What I’m getting at, I suppose, is that regular need I have in me to ask, “who or what is really important in my life?” I ask the question and am reminded that Jesus and his disciples travelled very light indeed. Unencumbered, they could go wherever Life’s call led them. And I’m reminded of the Church in South America that, when it realised that it would be useful if their Church building were a little nearer the present-day population were simply able to pick it up, made as it was out of a simple scaffolding frame with a roof on top, and put it down where it was most needed.

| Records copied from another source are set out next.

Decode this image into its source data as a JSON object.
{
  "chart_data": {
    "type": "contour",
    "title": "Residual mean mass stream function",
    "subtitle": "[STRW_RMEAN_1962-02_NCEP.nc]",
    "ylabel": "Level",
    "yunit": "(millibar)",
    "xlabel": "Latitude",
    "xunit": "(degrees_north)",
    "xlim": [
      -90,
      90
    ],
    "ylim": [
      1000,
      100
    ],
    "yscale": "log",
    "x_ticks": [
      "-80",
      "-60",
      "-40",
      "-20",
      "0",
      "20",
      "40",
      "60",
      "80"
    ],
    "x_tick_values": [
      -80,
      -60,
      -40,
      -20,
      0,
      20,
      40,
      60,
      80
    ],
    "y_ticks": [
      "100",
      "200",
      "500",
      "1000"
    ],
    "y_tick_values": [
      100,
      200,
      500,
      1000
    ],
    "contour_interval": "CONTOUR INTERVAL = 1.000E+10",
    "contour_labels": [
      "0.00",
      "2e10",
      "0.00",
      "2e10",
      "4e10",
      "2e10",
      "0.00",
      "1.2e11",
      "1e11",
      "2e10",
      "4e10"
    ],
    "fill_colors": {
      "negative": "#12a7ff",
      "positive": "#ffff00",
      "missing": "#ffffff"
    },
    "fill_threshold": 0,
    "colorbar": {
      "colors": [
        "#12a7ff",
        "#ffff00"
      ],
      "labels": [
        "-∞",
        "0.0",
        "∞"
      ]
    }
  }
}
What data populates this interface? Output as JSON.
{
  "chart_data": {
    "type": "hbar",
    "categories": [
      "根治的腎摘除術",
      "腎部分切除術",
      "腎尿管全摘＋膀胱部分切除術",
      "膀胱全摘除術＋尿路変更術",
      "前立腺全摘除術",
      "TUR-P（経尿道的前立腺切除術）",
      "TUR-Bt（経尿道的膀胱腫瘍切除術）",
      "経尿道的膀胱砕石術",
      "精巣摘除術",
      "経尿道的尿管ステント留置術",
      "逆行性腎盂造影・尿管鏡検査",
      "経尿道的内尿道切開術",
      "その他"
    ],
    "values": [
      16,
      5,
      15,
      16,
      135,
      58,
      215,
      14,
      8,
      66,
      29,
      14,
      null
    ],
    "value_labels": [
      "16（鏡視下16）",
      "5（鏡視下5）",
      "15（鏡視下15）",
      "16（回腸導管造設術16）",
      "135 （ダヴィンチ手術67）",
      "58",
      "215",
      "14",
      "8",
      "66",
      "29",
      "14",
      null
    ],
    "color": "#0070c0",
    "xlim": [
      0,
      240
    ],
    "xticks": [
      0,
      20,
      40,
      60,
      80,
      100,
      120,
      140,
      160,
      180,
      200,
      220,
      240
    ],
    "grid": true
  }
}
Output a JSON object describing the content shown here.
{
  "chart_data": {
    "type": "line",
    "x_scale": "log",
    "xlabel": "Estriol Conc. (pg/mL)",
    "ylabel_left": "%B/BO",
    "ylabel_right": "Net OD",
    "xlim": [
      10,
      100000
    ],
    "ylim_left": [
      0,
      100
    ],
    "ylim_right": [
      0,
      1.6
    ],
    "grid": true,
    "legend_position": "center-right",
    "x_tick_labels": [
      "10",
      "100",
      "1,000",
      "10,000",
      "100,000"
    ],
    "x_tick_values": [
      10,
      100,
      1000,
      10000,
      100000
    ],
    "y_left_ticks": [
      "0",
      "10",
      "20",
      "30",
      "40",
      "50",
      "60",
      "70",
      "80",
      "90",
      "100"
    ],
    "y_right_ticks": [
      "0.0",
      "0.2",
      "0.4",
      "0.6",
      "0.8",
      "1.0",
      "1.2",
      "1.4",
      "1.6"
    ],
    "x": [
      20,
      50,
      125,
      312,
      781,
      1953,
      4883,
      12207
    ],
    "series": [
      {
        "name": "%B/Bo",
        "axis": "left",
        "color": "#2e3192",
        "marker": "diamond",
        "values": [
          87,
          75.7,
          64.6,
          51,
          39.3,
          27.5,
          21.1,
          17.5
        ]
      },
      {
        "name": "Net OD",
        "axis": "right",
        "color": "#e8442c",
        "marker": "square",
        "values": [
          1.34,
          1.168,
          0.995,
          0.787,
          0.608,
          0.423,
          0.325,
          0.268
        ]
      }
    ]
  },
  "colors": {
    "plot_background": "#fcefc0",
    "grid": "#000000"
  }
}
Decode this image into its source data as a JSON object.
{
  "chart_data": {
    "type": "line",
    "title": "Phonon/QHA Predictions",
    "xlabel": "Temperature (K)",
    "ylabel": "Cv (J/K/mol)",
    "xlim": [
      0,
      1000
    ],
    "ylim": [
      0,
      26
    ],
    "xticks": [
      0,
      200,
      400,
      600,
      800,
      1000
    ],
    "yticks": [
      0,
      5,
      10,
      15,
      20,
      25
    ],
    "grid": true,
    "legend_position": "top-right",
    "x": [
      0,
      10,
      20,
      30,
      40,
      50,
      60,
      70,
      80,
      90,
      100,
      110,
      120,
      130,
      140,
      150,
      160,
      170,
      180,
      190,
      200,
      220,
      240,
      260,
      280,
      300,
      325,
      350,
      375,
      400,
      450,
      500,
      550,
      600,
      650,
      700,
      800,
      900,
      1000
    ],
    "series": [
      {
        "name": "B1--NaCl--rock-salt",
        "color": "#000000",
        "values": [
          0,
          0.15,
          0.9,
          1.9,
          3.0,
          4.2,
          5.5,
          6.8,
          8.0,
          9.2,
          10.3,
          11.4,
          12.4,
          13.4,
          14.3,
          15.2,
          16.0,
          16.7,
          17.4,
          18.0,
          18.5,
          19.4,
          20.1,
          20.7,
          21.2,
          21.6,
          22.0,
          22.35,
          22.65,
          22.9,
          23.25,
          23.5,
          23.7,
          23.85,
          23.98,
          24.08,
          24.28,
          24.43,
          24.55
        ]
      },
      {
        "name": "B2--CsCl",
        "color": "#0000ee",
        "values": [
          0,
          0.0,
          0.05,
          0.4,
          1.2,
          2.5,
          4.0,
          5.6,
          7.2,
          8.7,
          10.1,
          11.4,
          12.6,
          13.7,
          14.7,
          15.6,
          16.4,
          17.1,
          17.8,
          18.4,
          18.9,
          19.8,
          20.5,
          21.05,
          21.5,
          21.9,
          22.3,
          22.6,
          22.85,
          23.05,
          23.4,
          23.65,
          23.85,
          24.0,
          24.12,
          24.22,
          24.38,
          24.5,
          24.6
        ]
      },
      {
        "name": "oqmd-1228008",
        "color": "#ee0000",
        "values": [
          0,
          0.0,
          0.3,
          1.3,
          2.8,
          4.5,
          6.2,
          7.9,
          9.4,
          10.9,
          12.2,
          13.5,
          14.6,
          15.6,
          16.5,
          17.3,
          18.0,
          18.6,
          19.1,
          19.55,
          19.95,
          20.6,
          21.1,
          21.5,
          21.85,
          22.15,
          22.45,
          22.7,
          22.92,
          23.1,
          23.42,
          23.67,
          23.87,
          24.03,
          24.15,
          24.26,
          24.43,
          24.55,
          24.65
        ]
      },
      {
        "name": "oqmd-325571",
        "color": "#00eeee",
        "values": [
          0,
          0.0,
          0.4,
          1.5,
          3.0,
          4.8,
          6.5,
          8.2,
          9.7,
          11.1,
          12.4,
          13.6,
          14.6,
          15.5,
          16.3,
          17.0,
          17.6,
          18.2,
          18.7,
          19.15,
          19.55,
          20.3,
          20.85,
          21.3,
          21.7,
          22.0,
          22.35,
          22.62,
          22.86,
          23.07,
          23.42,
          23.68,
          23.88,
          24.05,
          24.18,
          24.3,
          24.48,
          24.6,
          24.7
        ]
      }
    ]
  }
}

I wish you well with your own spring cleaning. I’ll be thinking hard about what I can let go of that would free me up a bit; oil the wheels. Have you ever read Louis Macneice’s wonderful poem “Mutations”? There are a few lines in it that keep repeating themselves in my mind this morning:

“For every static world that you or I impose upon the real one must crack at times, and new patterns from new disorders open like a rose, and old assumptions yield to new sensation; the stranger in the wings is waiting for his cue / the fuse is always laid to some annunciation.”

Have a great day.

PURE FM 107.8 – Thought for the Day – Sunday 29 March 2009

SUMMER HOLIDAYS

GOOD MORNING. One of my colleagues has just left for her summer holidays. A large family camping holiday: her husband, adult children and grandchildren are looking forward to a fortnight away from work. And I’ve loved chatting with them all over the past few days. Young and old alike have been equally excited … Auntie Ruth wonderfully and unashamedly so. And I’ve seen God in their shining faces. And I’ve prayed that they’ll have a ball, every one of them.

And I’m thinking of one of my parishioners, too. Largely housebound these days my friend enjoys holidays at home. A little summer house set in the midst of a pretty garden allows time and space for herself. Time to think on the joys of life. Time for a bit of reflection. Time to be thankful for the scent of roses, and of coffee, and of dew drops on grass. Other parishioners will benefit from a programme, organized by Churches working together in our area, called “Holidays at Home” … special visits, shared interests, meals prepared by someone else.

Jilly and I will head off later this month to a much loved spot in Southern Brittany. And whether you’re going to be travelling somewhere or “holidaying at home” – the point of both kinds of holy day is the same. We all need to take regular breathers in our lives. Time to take stock. Time set aside so that we can purely and simply be glad to be alive.

I’m unfailingly excited by the thought of holidays. And I’m rarely disappointed. I try not to set expectations too high and my wife and I set out consciously intending that the holiday will be a break, a rest and a change of scene for both of us. If we sleep for much of the time, that’s OK. If we break our self-imposed diet rules, that’s to be celebrated. The only rule that we aim to stick by on holidays is the taking time each day consciously to enjoy being alive.

It’s worth making the effort. Many will remember the genial and much loved Pope John XXIII.

Pope John was asked once whether he had time to take a holiday. The assumption being that the cares of Church and State would keep him much too busy for frivolities. Not a bit of it though. “I’m going next week”, replied John the XXIII. I keep telling myself, “I’m only the Pope!”

May many days be richly blessed for you this summer. Grace & peace for you.